Ein Glück für Wien, wie für Billroth selbst, daß er aus den engen Verhältnissen von Zürich in die Flut höherer, breiterer Wogen geworfen wurde. Ebenso eine Künstler- wie Gelehrtennatur, ein Forscher ohne Pedanterie, ein geselliges Talent voll Lebenslust und Lebensfrische, hing Billroth bald mit »klammernden Organen« an allem, was Wien Schönes, Großes, Sehenswertes bietet. Jeder Abend fand ihn in einem Theater oder Konzert, auf einem Ball, einer Maskerade oder Soirée, überall mit Leib und Seele bei der Sache. Nach Hause zurückgekehrt aus solcher Lustbarkeit, zündete er seine Studierlampe an und schrieb ununterbrochen bis zum frühen Morgen! In diesen Nachtstunden sind Billroths epochemachende Arbeiten entstanden. Dann verging der Vormittag auf der Klinik, wo der kühne Operateur bald die Bewunderung seiner Kollegen, der Abgott seiner Schüler ward. Nie ist mir eine ähnliche Arbeits- und Lebensenergie vorgekommen. »Ein außerordentlicher Mensch!« riefen bald die Ärzte, die Studenten, die Musiker – und wer nicht sonst.

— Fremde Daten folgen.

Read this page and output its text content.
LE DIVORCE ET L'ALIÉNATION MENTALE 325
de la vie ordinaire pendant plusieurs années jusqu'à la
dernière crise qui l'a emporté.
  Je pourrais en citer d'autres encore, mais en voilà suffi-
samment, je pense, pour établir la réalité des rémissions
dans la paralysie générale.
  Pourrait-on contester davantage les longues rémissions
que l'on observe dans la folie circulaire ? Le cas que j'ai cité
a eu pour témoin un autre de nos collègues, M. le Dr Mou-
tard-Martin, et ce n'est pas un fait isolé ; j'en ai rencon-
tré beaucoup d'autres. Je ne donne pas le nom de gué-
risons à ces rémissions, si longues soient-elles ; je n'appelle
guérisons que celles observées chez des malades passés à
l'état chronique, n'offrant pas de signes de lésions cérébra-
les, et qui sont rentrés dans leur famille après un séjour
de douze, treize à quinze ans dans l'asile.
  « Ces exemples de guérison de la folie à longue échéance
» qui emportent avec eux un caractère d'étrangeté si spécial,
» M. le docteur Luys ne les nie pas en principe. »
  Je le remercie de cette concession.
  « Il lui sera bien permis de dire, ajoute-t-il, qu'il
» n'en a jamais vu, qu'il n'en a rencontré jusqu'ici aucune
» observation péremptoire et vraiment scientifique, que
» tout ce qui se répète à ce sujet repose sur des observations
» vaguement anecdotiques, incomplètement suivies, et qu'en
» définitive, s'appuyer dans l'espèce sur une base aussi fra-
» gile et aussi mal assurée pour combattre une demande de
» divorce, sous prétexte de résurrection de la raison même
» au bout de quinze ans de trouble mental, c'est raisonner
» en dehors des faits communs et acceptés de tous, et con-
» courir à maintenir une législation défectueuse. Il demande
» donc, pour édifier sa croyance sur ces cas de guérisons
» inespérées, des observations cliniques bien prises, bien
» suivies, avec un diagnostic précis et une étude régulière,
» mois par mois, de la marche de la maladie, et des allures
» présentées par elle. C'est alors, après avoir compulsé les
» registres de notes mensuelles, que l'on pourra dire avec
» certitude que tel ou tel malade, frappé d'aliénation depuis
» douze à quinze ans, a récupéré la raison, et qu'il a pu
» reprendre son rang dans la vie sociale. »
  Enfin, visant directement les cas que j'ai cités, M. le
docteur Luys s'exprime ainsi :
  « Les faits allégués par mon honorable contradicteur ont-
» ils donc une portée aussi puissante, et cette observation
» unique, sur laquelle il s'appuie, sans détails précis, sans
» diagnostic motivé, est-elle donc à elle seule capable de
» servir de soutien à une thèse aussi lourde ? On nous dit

Billroth erwarb das einstöckige Haus in der Alserstraße, das früher sein Kollege Hofrat Bamberger bewohnt hatte, und ließ insbesondere den geräumigen Musiksaal mit künstlerischem Geschmack[272] auszieren. Wieviel schöne Erinnerungen hängen an diesem, durch die beste Musik, die edelste Geselligkeit geweihten Saal! Seit jeher war Billroth ein warmer Verehrer von Brahms, den er auch persönlich von Zürich her kannte. Die drei Streichquartette, die beiden ersten Violinsonaten und andere Instrumentalwerke von Brahms sind bei Billroth zum ersten Male gespielt worden. Auch einzelne Vokalquartette und Frauenchöre hörten wir da früher als in öffentlichen Aufführungen. Das ältere Hellmesberger-Quartett und Brahms am Klavier besorgten die Kammermusik; auch Saint-Saëns, Amalie Joachim, Georg Henschel und andere fremde Künstler gaben hier gerne ihr Bestes. Billroth selbst wirkte nicht mit – also ein »Dilettant« von der seltenen guten Art, die nicht persönlich glänzen will –; er machte den liebenswürdigsten Hausherrn und verhielt sich während der Produktion, abseits in einem Fauteuil, als aufmerksamster, stillvergnügter Hörer. Den Musikabend schloß immer ein heiteres Souper – auch dafür pflegte Billroth als feiner Kenner und wählerischer Geist das Programm selbst zu verfassen. Mitunter gab es auch einen zwanglosen Herrenabend; Billroth hatte bald die besseren musikalischen Geister Wiens an sich herangezogen und sah Goldmark, Nottebohm, Door, Epstein, Brüll, Robert Fuchs, Richard von Perger, Kalbeck u.a. gern als seine Gäste. Den engeren musikalischen Dreibund bildeten aber doch wir Drei: Billroth, Brahms und ich. Es war ein gar traulicher Abend nach einer schönen Konzertaufführung, als Brahms und Billroth das brüderliche »Du« mit mir tauschten. Das hat mich mehr gefreut, als zwei Orden! Ich habe viel mit Billroth vierhändig gespielt, insbesondere alle neuen Sachen von Brahms, sobald sie im Arrangement gestochen oder soweit sie in Brahms Handschrift leserlich waren. Billroth war ein tüchtiger Spieler von mächtigem Anschlag, ein schneller Avistaleser und sicherer, treffender Beurteiler. Bei ersten Vorstellungen, namentlich in der Oper, fand ich sein Urteil oft von augenblicklichen Stimmungen beeinflußt, ihn aber stets bereit, dasselbe zu korrigieren, wenn späteres Hören ihm einen anderen Eindruck gemacht hatte.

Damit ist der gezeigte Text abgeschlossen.